At some point during your career, you may be without employment due to redundancy or by choice. Now you suddenly have free time on your hands and nothing to do. According to the Bureau of Labor Statistics, it can take as long as 10 weeks to become employed.1 Here are a few tips to get yours through this time of uncertainty.
Whether you’ve been at your previous job for 6 months or 6 years, once you have left take the time to update your resume. List any new skills you’ve acquired and any jobs you’ve held since you last needed a resume. Contact information for yourself, businesses, and references may have changed as well. Once updated, have a friend proofread the resume for you. A second set of eyes is always important to spot errors or offer suggestions.
What do most employers ask from applicants when applying for a job? References. Many applicants are unprepared to provide professional references (don’t include your mom as a reference!) Before listing a colleague as a reference double check that they are willing to recommend you positively. You should provide 3 – 5 references when asked.
Though not a requirement when applying to a job, a letter of recommendation may go a long way during your job search. This letter will show future employers what strengths you can bring to the new job. Prospective employers appreciate hearing about your accomplishments from prior employers.
Now that you are in-between jobs you will have plenty of free time. Make better use of this time by staying busy. Instead of spending that extra time in front of the TV in your pajamas or online shopping invest it in personal enrichment. Prospective employers often ask about periods of unemployment so it’s useful to have examples of how you spent that time effectively.
There are plenty of opportunities to take classes between jobs. Local colleges are a great place to find enrichment classes on art, cooking, and even coding classes for a fee. Alternatively, the Charlotte Mecklenburg Library has free classes at your local branch. Online Resources through the Library include Universal Class and Lynda.com.
Another way to keep busy during unemployment is to volunteer. Though it’s not the same as work experience, listing your volunteer work on your resume looks good- and depending on the industry related volunteer work can be a helpful. Volunteering is also a great way to network.
Studies show that anywhere from 70 to 85 percent of positions are filled through networking. Take time to build your professional network when between jobs. Networking can be intimidating but can be a useful tool during your search for a new opportunity. There are several different ways to network. Using the networking site, LinkedIn is a great way to network with others in your industry.
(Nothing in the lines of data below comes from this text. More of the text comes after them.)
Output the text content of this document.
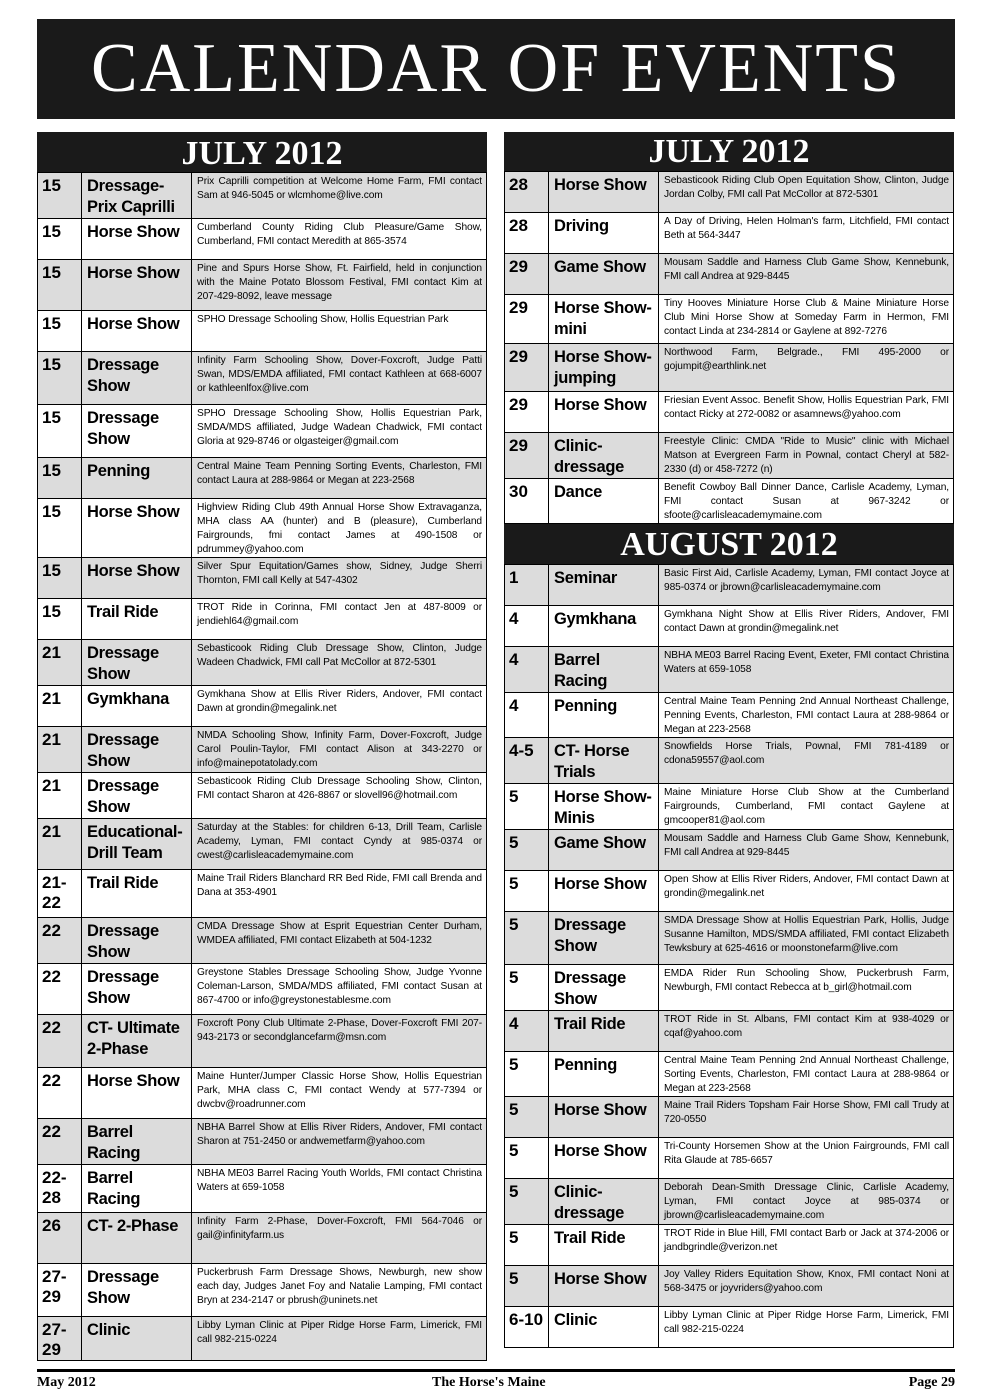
CALENDAR OF EVENTS
JULY 2012
15	Dressage- Prix Caprilli	Prix Caprilli competition at Welcome Home Farm, FMI contact Sam at 946-5045 or wlcmhome@live.com
15	Horse Show	Cumberland County Riding Club Pleasure/Game Show, Cumberland, FMI contact Meredith at 865-3574
15	Horse Show	Pine and Spurs Horse Show, Ft. Fairfield, held in conjunction with the Maine Potato Blossom Festival, FMI contact Kim at 207-429-8092, leave message
15	Horse Show	SPHO Dressage Schooling Show, Hollis Equestrian Park
15	Dressage Show	Infinity Farm Schooling Show, Dover-Foxcroft, Judge Patti Swan, MDS/EMDA affiliated, FMI contact Kathleen at 668-6007 or kathleenlfox@live.com
15	Dressage Show	SPHO Dressage Schooling Show, Hollis Equestrian Park, SMDA/MDS affiliated, Judge Wadean Chadwick, FMI contact Gloria at 929-8746 or olgasteiger@gmail.com
15	Penning	Central Maine Team Penning Sorting Events, Charleston, FMI contact Laura at 288-9864 or Megan at 223-2568
15	Horse Show	Highview Riding Club 49th Annual Horse Show Extravaganza, MHA class AA (hunter) and B (pleasure), Cumberland Fairgrounds, fmi contact James at 490-1508 or pdrummey@yahoo.com
15	Horse Show	Silver Spur Equitation/Games show, Sidney, Judge Sherri Thornton, FMI call Kelly at 547-4302
15	Trail Ride	TROT Ride in Corinna, FMI contact Jen at 487-8009 or jendiehl64@gmail.com
21	Dressage Show	Sebasticook Riding Club Dressage Show, Clinton, Judge Wadeen Chadwick, FMI call Pat McCollor at 872-5301
21	Gymkhana	Gymkhana Show at Ellis River Riders, Andover, FMI contact Dawn at grondin@megalink.net
21	Dressage Show	NMDA Schooling Show, Infinity Farm, Dover-Foxcroft, Judge Carol Poulin-Taylor, FMI contact Alison at 343-2270 or info@mainepotatolady.com
21	Dressage Show	Sebasticook Riding Club Dressage Schooling Show, Clinton, FMI contact Sharon at 426-8867 or slovell96@hotmail.com
21	Educational- Drill Team	Saturday at the Stables: for children 6-13, Drill Team, Carlisle Academy, Lyman, FMI contact Cyndy at 985-0374 or cwest@carlisleacademymaine.com
21-22	Trail Ride	Maine Trail Riders Blanchard RR Bed Ride, FMI call Brenda and Dana at 353-4901
22	Dressage Show	CMDA Dressage Show at Esprit Equestrian Center Durham, WMDEA affiliated, FMI contact Elizabeth at 504-1232
22	Dressage Show	Greystone Stables Dressage Schooling Show, Judge Yvonne Coleman-Larson, SMDA/MDS affiliated, FMI contact Susan at 867-4700 or info@greystonestablesme.com
22	CT- Ultimate 2-Phase	Foxcroft Pony Club Ultimate 2-Phase, Dover-Foxcroft FMI 207-943-2173 or secondglancefarm@msn.com
22	Horse Show	Maine Hunter/Jumper Classic Horse Show, Hollis Equestrian Park, MHA class C, FMI contact Wendy at 577-7394 or dwcbv@roadrunner.com
22	Barrel Racing	NBHA Barrel Show at Ellis River Riders, Andover, FMI contact Sharon at 751-2450 or andwemetfarm@yahoo.com
22-28	Barrel Racing	NBHA ME03 Barrel Racing Youth Worlds, FMI contact Christina Waters at 659-1058
26	CT- 2-Phase	Infinity Farm 2-Phase, Dover-Foxcroft, FMI 564-7046 or gail@infinityfarm.us
27-29	Dressage Show	Puckerbrush Farm Dressage Shows, Newburgh, new show each day, Judges Janet Foy and Natalie Lamping, FMI contact Bryn at 234-2147 or pbrush@uninets.net
27-29	Clinic	Libby Lyman Clinic at Piper Ridge Horse Farm, Limerick, FMI call 982-215-0224
JULY 2012
28	Horse Show	Sebasticook Riding Club Open Equitation Show, Clinton, Judge Jordan Colby, FMI call Pat McCollor at 872-5301
28	Driving	A Day of Driving, Helen Holman's farm, Litchfield, FMI contact Beth at 564-3447
29	Game Show	Mousam Saddle and Harness Club Game Show, Kennebunk, FMI call Andrea at 929-8445
29	Horse Show- mini	Tiny Hooves Miniature Horse Club & Maine Miniature Horse Club Mini Horse Show at Someday Farm in Hermon, FMI contact Linda at 234-2814 or Gaylene at 892-7276
29	Horse Show- jumping	Northwood Farm, Belgrade., FMI 495-2000 or gojumpit@earthlink.net
29	Horse Show	Friesian Event Assoc. Benefit Show, Hollis Equestrian Park, FMI contact Ricky at 272-0082 or asamnews@yahoo.com
29	Clinic- dressage	Freestyle Clinic: CMDA "Ride to Music" clinic with Michael Matson at Evergreen Farm in Pownal, contact Cheryl at 582-2330 (d) or 458-7272 (n)
30	Dance	Benefit Cowboy Ball Dinner Dance, Carlisle Academy, Lyman, FMI contact Susan at 967-3242 or sfoote@carlisleacademymaine.com
AUGUST 2012
1	Seminar	Basic First Aid, Carlisle Academy, Lyman, FMI contact Joyce at 985-0374 or jbrown@carlisleacademymaine.com
4	Gymkhana	Gymkhana Night Show at Ellis River Riders, Andover, FMI contact Dawn at grondin@megalink.net
4	Barrel Racing	NBHA ME03 Barrel Racing Event, Exeter, FMI contact Christina Waters at 659-1058
4	Penning	Central Maine Team Penning 2nd Annual Northeast Challenge, Penning Events, Charleston, FMI contact Laura at 288-9864 or Megan at 223-2568
4-5	CT- Horse Trials	Snowfields Horse Trials, Pownal, FMI 781-4189 or cdona59557@aol.com
5	Horse Show- Minis	Maine Miniature Horse Club Show at the Cumberland Fairgrounds, Cumberland, FMI contact Gaylene at gmcooper81@aol.com
5	Game Show	Mousam Saddle and Harness Club Game Show, Kennebunk, FMI call Andrea at 929-8445
5	Horse Show	Open Show at Ellis River Riders, Andover, FMI contact Dawn at grondin@megalink.net
5	Dressage Show	SMDA Dressage Show at Hollis Equestrian Park, Hollis, Judge Susanne Hamilton, MDS/SMDA affiliated, FMI contact Elizabeth Tewksbury at 625-4616 or moonstonefarm@live.com
5	Dressage Show	EMDA Rider Run Schooling Show, Puckerbrush Farm, Newburgh, FMI contact Rebecca at b_girl@hotmail.com
4	Trail Ride	TROT Ride in St. Albans, FMI contact Kim at 938-4029 or cqaf@yahoo.com
5	Penning	Central Maine Team Penning 2nd Annual Northeast Challenge, Sorting Events, Charleston, FMI contact Laura at 288-9864 or Megan at 223-2568
5	Horse Show	Maine Trail Riders Topsham Fair Horse Show, FMI call Trudy at 720-0550
5	Horse Show	Tri-County Horsemen Show at the Union Fairgrounds, FMI call Rita Glaude at 785-6657
5	Clinic- dressage	Deborah Dean-Smith Dressage Clinic, Carlisle Academy, Lyman, FMI contact Joyce at 985-0374 or jbrown@carlisleacademymaine.com
5	Trail Ride	TROT Ride in Blue Hill, FMI contact Barb or Jack at 374-2006 or jandbgrindle@verizon.net
5	Horse Show	Joy Valley Riders Equitation Show, Knox, FMI contact Noni at 568-3475 or joyvriders@yahoo.com
6-10	Clinic	Libby Lyman Clinic at Piper Ridge Horse Farm, Limerick, FMI call 982-215-0224
May 2012	The Horse's Maine	Page 29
Other options include using the website, MeetUp or attend a program at the Library such as the monthly Career Talk Over Coffee hosted every second Monday by the Job Help Center at Queen City Grounds.
Now that you’ve updated your resume and have applied to jobs you may start receiving requests for interviews. To better prepare yourself consider practicing in a mock interview. Interviewing skills can become rusty if not used often. In the mock interview they will provide valuable feedback on areas of improvement. Plus, interviewing can be stressful, and practice may help you feel more comfortable during the interview process. As the saying goes, practice makes perfect!
Hopefully, these tips will be helpful if you ever find yourself unemployed unexpectedly. Being unemployed may seem like a scary experience but it is something that may happen at least once during your work life. The important thing is to breathe and know you can get through it!